Osmanlı ve Selçuklu devleti dünyaya hükmetmiş iki büyük devlettir. Feth ettikleri yerlere adaleti,ilmi,sanatı daha da önemlisi İslam'ı götüren oraları İslam'la şereflendiren bu iki cihan devleti vazifesini tamamlayıp tarih sahnesinden çekilmiştir.

Halkını adalet ve merhametle yöneten bu iki devlet fen ve dine önem verdiği kadar sanata da önem vermiş,feth ettikleri yerlere kervansaraylar,camiler,mescitler,kaleler,medreseler,hamamlar,şifahaneler,köprüler,çeşmeler,su kemerleri yaptırmıştır. Her iki devlet de sanata ve sanatçılara azami derecede önem vererek Türk İslam medeniyetini zirveye ulaştırmışlardır. Bütün bunları yaparken asıl hedefleri her zaman İlayı Kelimetullah olmuştur.

Türk mimarisinin önemli unsurlarında birisi de kapılardır. Kapı iki çeşittir:biri yanlız giriş vafizesi gören basit ve küçük kapı,diğeri de ana binalarda cephelerin en süslü kısmını meydana getiren ve taç kapı adı verilen büyük ve gösterişli kapılardır.

Taç kapılar hemen hemen binaların en süslü kısmını meydana getirir. Ön Asya'nın bütün Türk İslam binaları gösterişli girişlere sahiptir. Selçuklu ve Osmanlı devri binalarında en önemli kısım kapılardır. Bunun örneklerini Türkiye'de,Hindistan'da ve İran'daki tarihi binalarda görmek mümkündür. Selçuklu taç kapıları genellikle sivri kemerlidir ve bunun içerisine yerleştirilen daha içerdeki ikinci kapıdan oluşmaktadır. Bu ikinci kapı kemeri daha basittir ve alt kapı üzerinde genellikle bir kitabe bulunur. Hemen hemen binanın kubbesi seviyesine kadar yükselen kapı bütün cephenin en süslü bölümünü meydana getirir. Göze ilk çarpan unsur oldugu için mimarlar kapıya büyük önem vermiş ve bütün süslemeyi kapı üzerinde toplamışlardır.

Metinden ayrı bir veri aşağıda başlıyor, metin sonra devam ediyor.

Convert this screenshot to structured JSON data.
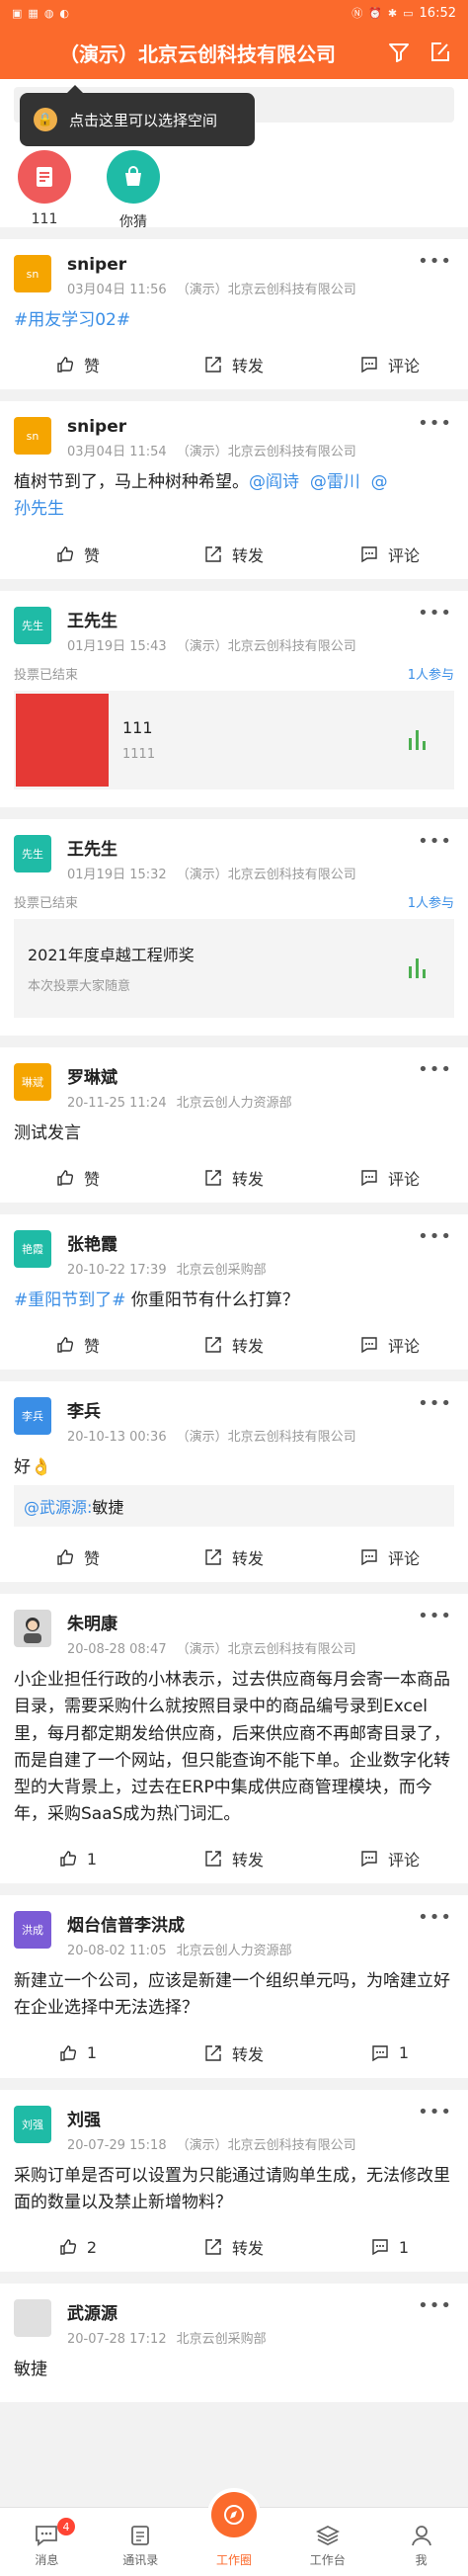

Taç kapı cephesindeki büyük kemerin etrafı silme ve pervazlarla çevrelenmiş,taştan oyma bezemeler,kabaralarla süslenmiştir. Bu süslemler halı veya kumaş bezemelerini andırır. Halkın girişi için ayrılan büyük kapı Osmanlı döneminde "cümle kapısı" adıyla anılırdı. "Cümle kapısı" aynı zamanda bir taç kapı da olabilirdi. Genellikle bütün taç kapılar bir cümle kapısı işlevi görürdü.

Selçuklu dönemi medrese kapıları genellikle doğuya yani güneş ışığının geldiği tarafa bakardı.

Konya'ya baktığımızda İnce Minare Medresesi,Karatay Medresesi,Sahip Ata Külliyesi,Sırçalı Medrese görkemli büyük taç kapılara sahiptir. Bu heybetli kapılar adeta nakış gibi dokunarak Türk İslam mimarisinin ulaştığı seviyeyi ortaya koymuşlardır.Adı geçen bu Selçuklu taç kapılarının hepsi de yapıldığı dönemin en iyi ustalarının imzasını taşımaktadır. Bu kapılara kimi zaman bir hadis-i şerif,kimi zaman bir ayet işlendiği görürüz.Taşın adeta halı gibi dokunduğu bu muhteşem kapılarda bulunan hadis-i şerif ve ayetler bizlere öğüt vemek için nakşedilmiştir. Osmanlı ve Selçuklu medeniyetinin o zamanlar kapılara ne derece önem verdiğini bu günkü iddiasız ve çirkin kapılara bakarak daha da iyi anlayabiliyoruz.

Büyük medeniyelet görkemli ve heybetli kapılar yaparak tarihe geçmiş,küçük medeniyetler ise ecdadın yaptığı büyük kapıları yıkarak tarihe geçmiştir.